Now, I’m a career coach. I help people articulate and achieve their ambition. But right about now, I know that many of my fellow Americans are too stunned and horrified to bother thinking about goals. Goals, to many people, have become simultaneously a luxury, or shrunk down to something far more realistic, such as, “Get through an entire day without crying.” Or, “ Sit back and watch the world burn.” Oh simma down, I’m having panic attacks with you, not at you. Kinda hard to think about #mondaymotivation, or shattering the glass ceiling, when the last woman who tried that was shut down by the Simpsons episode getting ready to inhabit the White House, and is it time to start watching Doomsday Preppers for shopping hints?

I’m not going to insult you by telling you not to panic, or be angry, or frightened, or confused, or appalled, or bored, or guilty. In fact, in the midst of my own daily scheduled panic, I did find myself thinking about how much of life is a vanity project. Vanity project meaning a project, or event, or lifestyle choice, undertaken to make ourselves happen, or fulfill certain (emotional) needs.

Is a vanity project necessarily bad? It probably depends on each particular project. And any vanity project, whether starting a small business knitting scarves or running for president, can actually become a force for good. Your vanity project, for example, of making funny YouTube videos from your travels around the country, to keep in touch with friends, could keep improving, and gaining bigger audiences, so that one day, you’re getting offers of sponsorship, traveling to parts of the world you didn’t even know existed.

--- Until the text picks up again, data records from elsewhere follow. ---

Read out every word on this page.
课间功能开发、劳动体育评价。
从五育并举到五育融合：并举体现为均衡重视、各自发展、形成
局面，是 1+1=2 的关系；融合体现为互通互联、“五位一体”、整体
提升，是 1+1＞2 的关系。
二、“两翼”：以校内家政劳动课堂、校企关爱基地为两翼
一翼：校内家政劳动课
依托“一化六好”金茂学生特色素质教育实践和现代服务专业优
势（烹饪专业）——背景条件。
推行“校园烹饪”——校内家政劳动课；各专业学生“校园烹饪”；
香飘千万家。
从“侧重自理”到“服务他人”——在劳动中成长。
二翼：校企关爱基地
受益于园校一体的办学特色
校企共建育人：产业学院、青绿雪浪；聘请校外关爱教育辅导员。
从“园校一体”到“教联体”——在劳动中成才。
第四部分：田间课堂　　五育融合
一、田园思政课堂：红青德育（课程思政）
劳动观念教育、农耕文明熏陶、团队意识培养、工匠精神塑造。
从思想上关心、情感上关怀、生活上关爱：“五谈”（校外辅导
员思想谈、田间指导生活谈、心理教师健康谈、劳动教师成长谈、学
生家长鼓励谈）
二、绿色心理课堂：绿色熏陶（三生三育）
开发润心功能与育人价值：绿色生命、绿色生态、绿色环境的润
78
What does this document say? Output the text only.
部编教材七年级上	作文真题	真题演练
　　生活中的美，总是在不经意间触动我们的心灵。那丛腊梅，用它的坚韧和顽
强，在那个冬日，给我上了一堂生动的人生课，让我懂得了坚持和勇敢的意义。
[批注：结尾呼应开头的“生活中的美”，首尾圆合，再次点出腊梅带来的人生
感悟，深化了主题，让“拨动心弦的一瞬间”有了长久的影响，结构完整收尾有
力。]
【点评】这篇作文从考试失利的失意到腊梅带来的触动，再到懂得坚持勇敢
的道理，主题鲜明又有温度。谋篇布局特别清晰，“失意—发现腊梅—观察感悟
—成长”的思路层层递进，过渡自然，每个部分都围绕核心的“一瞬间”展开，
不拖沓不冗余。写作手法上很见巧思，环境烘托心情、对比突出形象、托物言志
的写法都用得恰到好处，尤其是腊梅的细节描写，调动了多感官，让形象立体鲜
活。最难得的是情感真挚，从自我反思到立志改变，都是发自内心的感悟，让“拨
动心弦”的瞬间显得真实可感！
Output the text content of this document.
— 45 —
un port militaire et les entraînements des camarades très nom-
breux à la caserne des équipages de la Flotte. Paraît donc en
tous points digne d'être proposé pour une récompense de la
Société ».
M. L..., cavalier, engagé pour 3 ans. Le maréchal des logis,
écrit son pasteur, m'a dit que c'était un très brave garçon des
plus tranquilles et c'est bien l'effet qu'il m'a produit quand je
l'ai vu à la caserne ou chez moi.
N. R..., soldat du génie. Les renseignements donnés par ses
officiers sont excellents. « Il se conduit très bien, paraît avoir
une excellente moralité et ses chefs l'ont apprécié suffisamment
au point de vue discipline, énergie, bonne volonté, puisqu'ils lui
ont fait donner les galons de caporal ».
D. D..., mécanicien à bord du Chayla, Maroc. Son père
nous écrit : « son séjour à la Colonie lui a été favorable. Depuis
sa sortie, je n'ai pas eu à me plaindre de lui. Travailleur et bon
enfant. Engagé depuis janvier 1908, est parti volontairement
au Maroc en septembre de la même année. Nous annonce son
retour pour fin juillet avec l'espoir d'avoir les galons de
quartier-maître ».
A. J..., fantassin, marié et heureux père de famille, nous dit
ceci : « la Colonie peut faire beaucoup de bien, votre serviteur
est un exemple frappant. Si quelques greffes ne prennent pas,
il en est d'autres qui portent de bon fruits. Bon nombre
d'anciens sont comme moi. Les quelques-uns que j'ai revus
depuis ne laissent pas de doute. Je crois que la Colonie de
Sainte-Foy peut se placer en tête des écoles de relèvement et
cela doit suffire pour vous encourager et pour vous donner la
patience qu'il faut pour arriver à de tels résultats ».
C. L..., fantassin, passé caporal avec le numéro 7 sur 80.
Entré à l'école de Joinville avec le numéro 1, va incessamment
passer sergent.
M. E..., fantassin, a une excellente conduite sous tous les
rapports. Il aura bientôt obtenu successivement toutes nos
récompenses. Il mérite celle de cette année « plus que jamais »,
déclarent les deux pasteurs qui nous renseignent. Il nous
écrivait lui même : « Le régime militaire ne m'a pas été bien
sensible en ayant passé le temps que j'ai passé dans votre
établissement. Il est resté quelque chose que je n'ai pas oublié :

Your hobby (perhaps a nicer term than vanity project) of baking cupcakes for people in your office, could result in a batch of cupcakes so delicious that a colleague asks you to bake several thousand for her college alumni association’s Channukah party, and you leave that party with more money and orders than you ever thought possible. And six months later, you’ve quit your day job and are baking cupcakes day and night. How many aspects of modern life that we currently take for granted, sprung out of someone’s stubborn fixation that he or she could do it better?

I think this is especially potent for people who are wondering what it is they’re supposed to be doing in life, for people searching for meaning. Meaning happens when you get to work doing what you know. Out of that practice, if you’re honest, you realize things about yourself and your abilities. I’m just reminding you that its difficult to have a vanity project if you don’t believe in your worth.

In the early years of my business, sure, my coaching practice was some form of vanity project…till more and more clients reached out to let me know how I had helped them, and slowly but surely it became a real live business.

Right about now, we all have to figure out our own “vanity project.” What are we going to commit to? Because commitment is what will save us. History will spring from that commitment. Commitment is what will change us, and in doing so, change the world. Go read your history and remember that for good or ill, it was made by imperfect men and women refusing to accept the status quo, who thought that things should be different. That doesn’t mean that they didn’t have good days and bad days, days in which they felt powerless, and heartbroken and cried—oh they did, don’t worry—but while they were alive, they believed.

“History does nothing, posses no enormous wealth, fights no battles. It is rather man, the real, living man, who does everything, possess, fights. It is not ‘History,” as if she were a person apart, who uses men as means to work our her purposes, but history itself is nothing but the activity of men pursuing their purposes.”-Marx

What’s your vanity? What’s your project?